SIXTH SUNDAY OF EASTER
Acts 16: 9 – 15
When we began this series of readings from Acts, I mentioned the change in speakers toward the end of the book, the “we passages.” Here is one of them, a companion of Paul telling about their activities. The identity of this speaker remains a mystery, and no one has a certain explanation why the passages should appear among Paul’s letters. I find it exciting to get this unexpected picture of Paul, the practical mystic. He not only has a vision, but it acts upon it at once, even though it cost a great deal of effort. And behold: success. Our story is about the conversion of one woman, Lydia, and her family, but obviously Paul and his companions made many others. Next Sunday we will hear about the incident that led to the arrest of Paul and his companions.

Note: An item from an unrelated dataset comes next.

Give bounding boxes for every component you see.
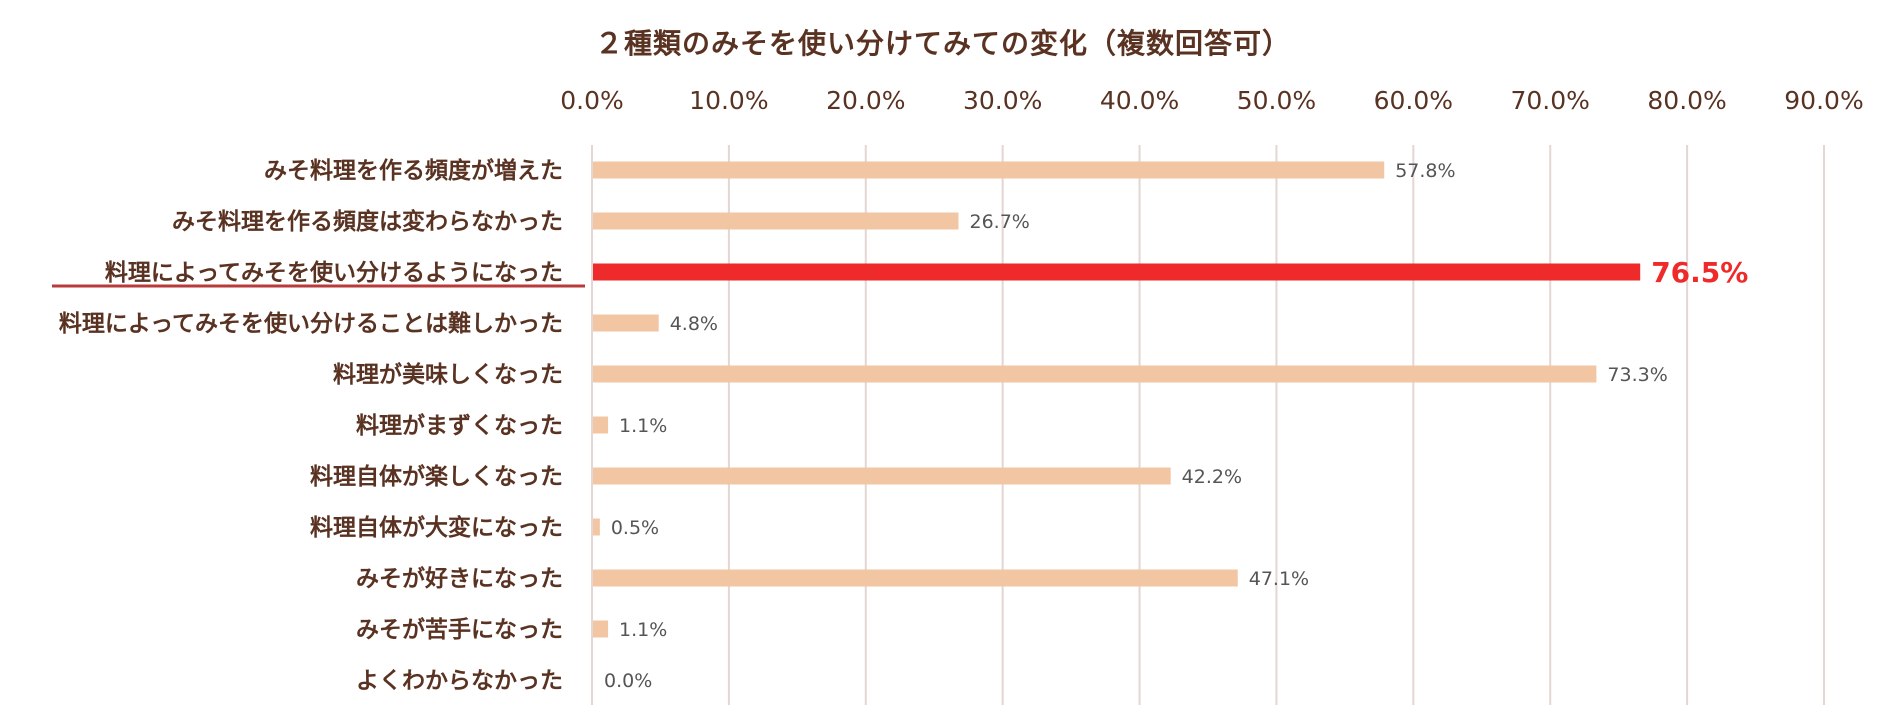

Revelation 21: 10; 21:22 – 22:5
We hear today the description of the heavenly city that displaces the earthly cities of the Iron Age. This divine city lacks a temple, for as is said in Hebrews 9:23-29, the sacrifice of Jesus removes any further need of sacrifice. The light once provided by sun and moon is overwhelmed by the light which is the glory of God. There will be no more closing of the city gates at night, for there will be no night. Into this open city will march earthly rules, submitting their nations to the rule of God. They will find a new (or perhaps replanted) Garden of Eden with its river of life and trees of life, now grown into groves. All those who are innocent of sin will be gathered here. The sinful, according to Revelation, are already in the lake of fire (21:8). Here the righteous will know the highest possible good: they will see God’s face.